It has been quite a long time since China is being using a specific set of rules on the Internet known a Firewall to prevent its users from accessing foreign websites to that they remain safe from threats.
But in a recent series of attacks on websites that try to help Internet users in China circumvent this censorship, the Great Firewall appears to have been used instead as a weapon, diverting a portion of the torrents of Internet traffic that flow through it to overload targeted websites.
However, the nation is somewhere harming their own company, Baidu. This attack will, in advance harm the advertising and analytics traffic intended for Baidu, China’s biggest Search Engine. The huge flow of traffic has the effect of crashing the sites.
This effective, new, and cheap strategy shows how it’s being an difficult task for Bejing to manage web traffic with the aim of encouraging the growth of its tech sector. Since GitHub is fully encrypted, it is difficult for the local web filters in China to locate and apply codes that are useful for programmers. In 2013, when the nation imposed complete ban of GitHub, it caused a lot of trouble to the web publishers and engineers, forcing the government to unblock it again.
Eileen Murphy, a spokeswoman for The Times, declined to comment on the attacks.

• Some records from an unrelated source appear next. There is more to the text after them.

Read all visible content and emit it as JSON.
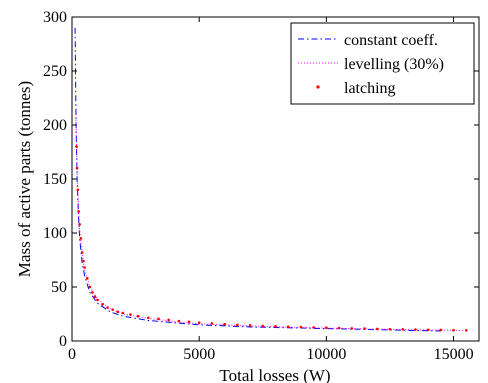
{
  "chart_data": {
    "type": "line",
    "title": "",
    "xlabel": "Total losses (W)",
    "ylabel": "Mass of active parts (tonnes)",
    "xlim": [
      0,
      16000
    ],
    "ylim": [
      0,
      300
    ],
    "xticks": [
      0,
      5000,
      10000,
      15000
    ],
    "yticks": [
      0,
      50,
      100,
      150,
      200,
      250,
      300
    ],
    "grid": false,
    "legend_position": "top-right",
    "series": [
      {
        "name": "constant coeff.",
        "style": "dash-dot",
        "color": "#0000ff",
        "x": [
          120,
          160,
          200,
          250,
          300,
          400,
          500,
          700,
          1000,
          1500,
          2000,
          3000,
          4000,
          5000,
          6000,
          7000,
          8000,
          9000,
          10000,
          11000,
          12000,
          13000,
          14000,
          14500
        ],
        "y": [
          290,
          200,
          150,
          118,
          95,
          72,
          60,
          45,
          35,
          27,
          23,
          19,
          17,
          15,
          14,
          13,
          12.5,
          12,
          11.5,
          11,
          10.5,
          10,
          9.5,
          9.3
        ]
      },
      {
        "name": "levelling (30%)",
        "style": "dotted",
        "color": "#ff00ff",
        "x": [
          150,
          200,
          250,
          300,
          400,
          500,
          700,
          1000,
          1500,
          2000,
          3000,
          4000,
          5000,
          6000,
          7000,
          8000,
          9000,
          10000,
          11000,
          12000,
          13000,
          14000,
          15000,
          15500
        ],
        "y": [
          210,
          160,
          125,
          103,
          80,
          66,
          50,
          39,
          30,
          25,
          21,
          18,
          16,
          15,
          14,
          13.2,
          12.6,
          12,
          11.5,
          11,
          10.6,
          10.2,
          9.8,
          9.6
        ]
      },
      {
        "name": "latching",
        "style": "dots",
        "color": "#ff0000",
        "x": [
          180,
          200,
          230,
          260,
          300,
          350,
          400,
          450,
          500,
          600,
          700,
          800,
          900,
          1000,
          1200,
          1400,
          1600,
          1800,
          2000,
          2300,
          2600,
          3000,
          3400,
          3800,
          4200,
          4600,
          5000,
          5500,
          6000,
          6500,
          7000,
          7500,
          8000,
          8500,
          9000,
          9500,
          10000,
          10500,
          11000,
          11500,
          12000,
          12500,
          13000,
          13500,
          14000,
          14500,
          15000,
          15500
        ],
        "y": [
          180,
          160,
          140,
          120,
          108,
          95,
          82,
          74,
          68,
          58,
          50,
          45,
          41,
          38,
          34,
          31,
          29,
          27,
          26,
          24.5,
          23,
          21.5,
          20.5,
          19.5,
          18.5,
          17.8,
          17,
          16.3,
          15.6,
          15,
          14.5,
          14,
          13.6,
          13.2,
          12.9,
          12.6,
          12.3,
          12,
          11.7,
          11.5,
          11.2,
          11,
          10.8,
          10.6,
          10.4,
          10.2,
          10,
          9.9
        ]
      }
    ]
  }
}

“This is a huge problem for free expression,” said Lokman Tsui, an assistant professor at the Chinese University of Hong Kong. He added that these attacks could lead sites like GitHub to decide it is too much trouble to host content deemed problematic by China.
“This is a message to the people who maintain GitHub: Either you kick out GreatFire and The New York Times, or we’ll keep this up,” said Mikko Hypponen, the chief research officer at the security firm F-Secure.